Polantas di Medan – Viral di media sosial, sebuah video memperlihatkan seorang pengendara yang mengaku diminta uang tilang sebesar Rp 200 ribu oleh oknum polisi lalu lintas (polantas) di Kota Medan. Dalam video berdurasi singkat itu, sang pengendara dengan wajah emosi merekam momen setelah dirinya di duga di berhentikan dan di tilang karena pelanggaran yang tidak di jelaskan secara rinci. Ia menyebutkan bahwa di minta membayar uang langsung di tempat. Uang tunai. Tanpa kuitansi.
Namun, yang mengejutkan justru muncul dari pernyataan pihak kepolisian. Polantas Medan secara resmi membantah tuduhan tersebut. Mereka menegaskan bahwa tidak ada permintaan uang tilang sebesar Rp 200 ribu kepada pengendara. Mereka menyebut bahwa petugas hanya memberikan teguran dan tidak melakukan pungli sebagaimana yang di viralkan.

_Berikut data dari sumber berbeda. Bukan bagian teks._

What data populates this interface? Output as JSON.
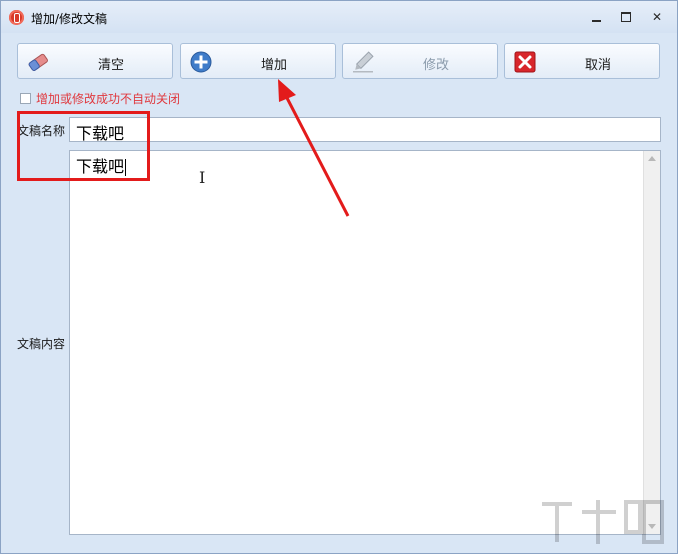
{
  "window": {
    "title": "增加/修改文稿"
  },
  "toolbar": {
    "clear_label": "清空",
    "add_label": "增加",
    "edit_label": "修改",
    "cancel_label": "取消"
  },
  "options": {
    "no_autoclose_label": "增加或修改成功不自动关闭",
    "no_autoclose_checked": false
  },
  "form": {
    "name_label": "文稿名称",
    "name_value": "下载吧",
    "content_label": "文稿内容",
    "content_value": "下载吧"
  },
  "colors": {
    "annotation": "#e31b1b",
    "warning_text": "#e0393e"
  }
}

Bantahan yang Tidak Menjawab Pertanyaan
Yang membuat publik geram adalah narasi pembelaan dari pihak polantas yang terkesan menggampangkan isu. Bantahan itu hanya berisi klarifikasi dangkal yang tidak di sertai bukti kuat. Tidak ada rekaman versi kepolisian. Tidak ada data pendukung. Padahal masyarakat berharap transparansi, bukan sekadar pernyataan defensif yang tak menyentuh inti masalah.
Lalu, mengapa pengendara tersebut sampai merekam dan menyebarkan? Apakah hanya sekadar sensasi? Atau justru ini adalah satu dari sekian banyak pengalaman masyarakat yang sudah muak dengan perilaku petugas nakal yang kerap “memainkan peran” di jalanan?

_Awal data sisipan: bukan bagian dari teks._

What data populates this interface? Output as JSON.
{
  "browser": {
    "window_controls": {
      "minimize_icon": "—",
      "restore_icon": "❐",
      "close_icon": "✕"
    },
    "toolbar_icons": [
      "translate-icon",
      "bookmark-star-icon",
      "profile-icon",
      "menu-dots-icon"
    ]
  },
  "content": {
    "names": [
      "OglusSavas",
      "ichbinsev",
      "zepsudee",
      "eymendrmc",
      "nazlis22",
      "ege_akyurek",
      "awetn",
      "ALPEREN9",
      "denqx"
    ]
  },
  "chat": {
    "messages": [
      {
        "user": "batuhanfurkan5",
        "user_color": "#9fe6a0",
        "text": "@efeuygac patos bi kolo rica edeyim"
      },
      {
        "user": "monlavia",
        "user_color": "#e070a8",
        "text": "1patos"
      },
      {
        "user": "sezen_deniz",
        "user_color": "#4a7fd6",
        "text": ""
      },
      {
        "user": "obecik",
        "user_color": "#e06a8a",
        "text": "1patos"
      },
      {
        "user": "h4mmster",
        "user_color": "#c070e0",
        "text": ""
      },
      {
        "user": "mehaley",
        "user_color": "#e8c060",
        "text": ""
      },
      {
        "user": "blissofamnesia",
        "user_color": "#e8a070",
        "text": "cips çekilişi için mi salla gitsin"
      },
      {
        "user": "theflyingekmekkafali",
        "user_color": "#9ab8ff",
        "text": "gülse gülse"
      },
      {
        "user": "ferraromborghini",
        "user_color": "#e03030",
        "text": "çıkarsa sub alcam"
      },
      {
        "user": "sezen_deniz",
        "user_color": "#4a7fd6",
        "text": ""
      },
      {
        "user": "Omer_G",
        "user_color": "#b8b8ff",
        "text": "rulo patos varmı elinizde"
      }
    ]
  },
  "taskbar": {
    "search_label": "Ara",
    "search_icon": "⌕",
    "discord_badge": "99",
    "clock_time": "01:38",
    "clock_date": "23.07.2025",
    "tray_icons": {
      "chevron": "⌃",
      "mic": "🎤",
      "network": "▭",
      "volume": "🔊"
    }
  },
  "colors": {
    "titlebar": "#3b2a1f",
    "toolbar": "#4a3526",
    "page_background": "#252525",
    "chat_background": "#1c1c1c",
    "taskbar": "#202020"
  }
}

Reaksi Publik: Kecurigaan Semakin Tajam
Media sosial meledak. Warganet dengan cepat menyoroti pola yang di anggap sudah sangat familiar: pungutan liar dengan dalih tilang. Komentar pedas membanjiri kolom berita. Banyak yang menyebut, “Sudah sering terjadi, tapi selalu di bantah.” Bahkan ada yang berani mengungkap pengalaman serupa situs slot bet kecil, bahwa praktik seperti ini bukanlah hal baru di Medan.
Masyarakat bukan sekadar marah, tapi kecewa. Kekecewaan karena aparat yang seharusnya menjadi penjaga ketertiban malah di duga menyalahgunakan wewenang. Dan ketika ketahuan? Mereka membantah. Tanpa introspeksi. Tanpa bukti pembelaan yang jelas. Seolah publik bisa dengan mudah di bohongi.

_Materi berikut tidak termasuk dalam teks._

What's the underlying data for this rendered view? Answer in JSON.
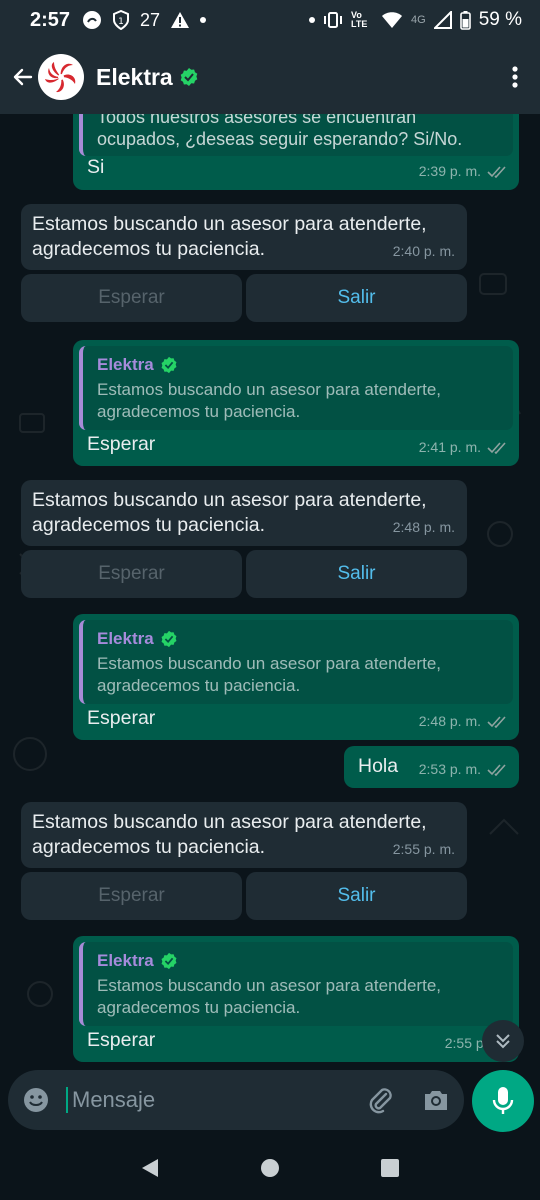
{
  "status": {
    "time": "2:57",
    "notif_count": "27",
    "battery": "59 %",
    "network": "4G",
    "volte": "Vo LTE"
  },
  "header": {
    "contact_name": "Elektra"
  },
  "messages": [
    {
      "id": "m1",
      "quote_text": "Todos nuestros asesores se encuentran ocupados, ¿deseas seguir esperando? Si/No.",
      "text": "Si",
      "time": "2:39 p. m."
    },
    {
      "id": "m2",
      "text": "Estamos buscando un asesor para atenderte, agradecemos tu paciencia.",
      "time": "2:40 p. m.",
      "buttons": [
        "Esperar",
        "Salir"
      ]
    },
    {
      "id": "m3",
      "quote_author": "Elektra",
      "quote_text": "Estamos buscando un asesor para atenderte, agradecemos tu paciencia.",
      "text": "Esperar",
      "time": "2:41 p. m."
    },
    {
      "id": "m4",
      "text": "Estamos buscando un asesor para atenderte, agradecemos tu paciencia.",
      "time": "2:48 p. m.",
      "buttons": [
        "Esperar",
        "Salir"
      ]
    },
    {
      "id": "m5",
      "quote_author": "Elektra",
      "quote_text": "Estamos buscando un asesor para atenderte, agradecemos tu paciencia.",
      "text": "Esperar",
      "time": "2:48 p. m."
    },
    {
      "id": "m6",
      "text": "Hola",
      "time": "2:53 p. m."
    },
    {
      "id": "m7",
      "text": "Estamos buscando un asesor para atenderte, agradecemos tu paciencia.",
      "time": "2:55 p. m.",
      "buttons": [
        "Esperar",
        "Salir"
      ]
    },
    {
      "id": "m8",
      "quote_author": "Elektra",
      "quote_text": "Estamos buscando un asesor para atenderte, agradecemos tu paciencia.",
      "text": "Esperar",
      "time": "2:55 p. m."
    }
  ],
  "input": {
    "placeholder": "Mensaje"
  },
  "colors": {
    "outgoing_bubble": "#005c4b",
    "incoming_bubble": "#1f2c34",
    "accent": "#00a884",
    "link": "#53bdeb",
    "quote_author": "#a68bdb"
  },
  "icons": {
    "back": "arrow-left-icon",
    "verified": "verified-badge-icon",
    "menu": "more-vertical-icon",
    "read": "double-check-icon",
    "emoji": "emoji-icon",
    "attach": "paperclip-icon",
    "camera": "camera-icon",
    "mic": "microphone-icon",
    "scroll": "chevrons-down-icon"
  }
}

Transparansi dan Akuntabilitas yang Diragukan
Jika memang tidak ada praktik pungli, mengapa tidak di rilis bukti CCTV atau rekaman dari bodycam petugas? Bukankah hal itu akan sangat mudah membungkam tudingan miring? Tapi justru yang muncul hanyalah bantahan lisan. Tanpa visual. Tanpa investigasi menyeluruh.
Ini bukan sekadar soal satu pengendara dan satu petugas. Ini tentang kepercayaan publik terhadap aparat hukum. Dan selama jawaban yang di berikan bersifat normatif serta tidak menyentuh akar masalah, maka rasa percaya itu akan terus luntur. Wajar jika masyarakat mulai bertanya-tanya: benarkah ini pembelaan? Atau justru pengalihan?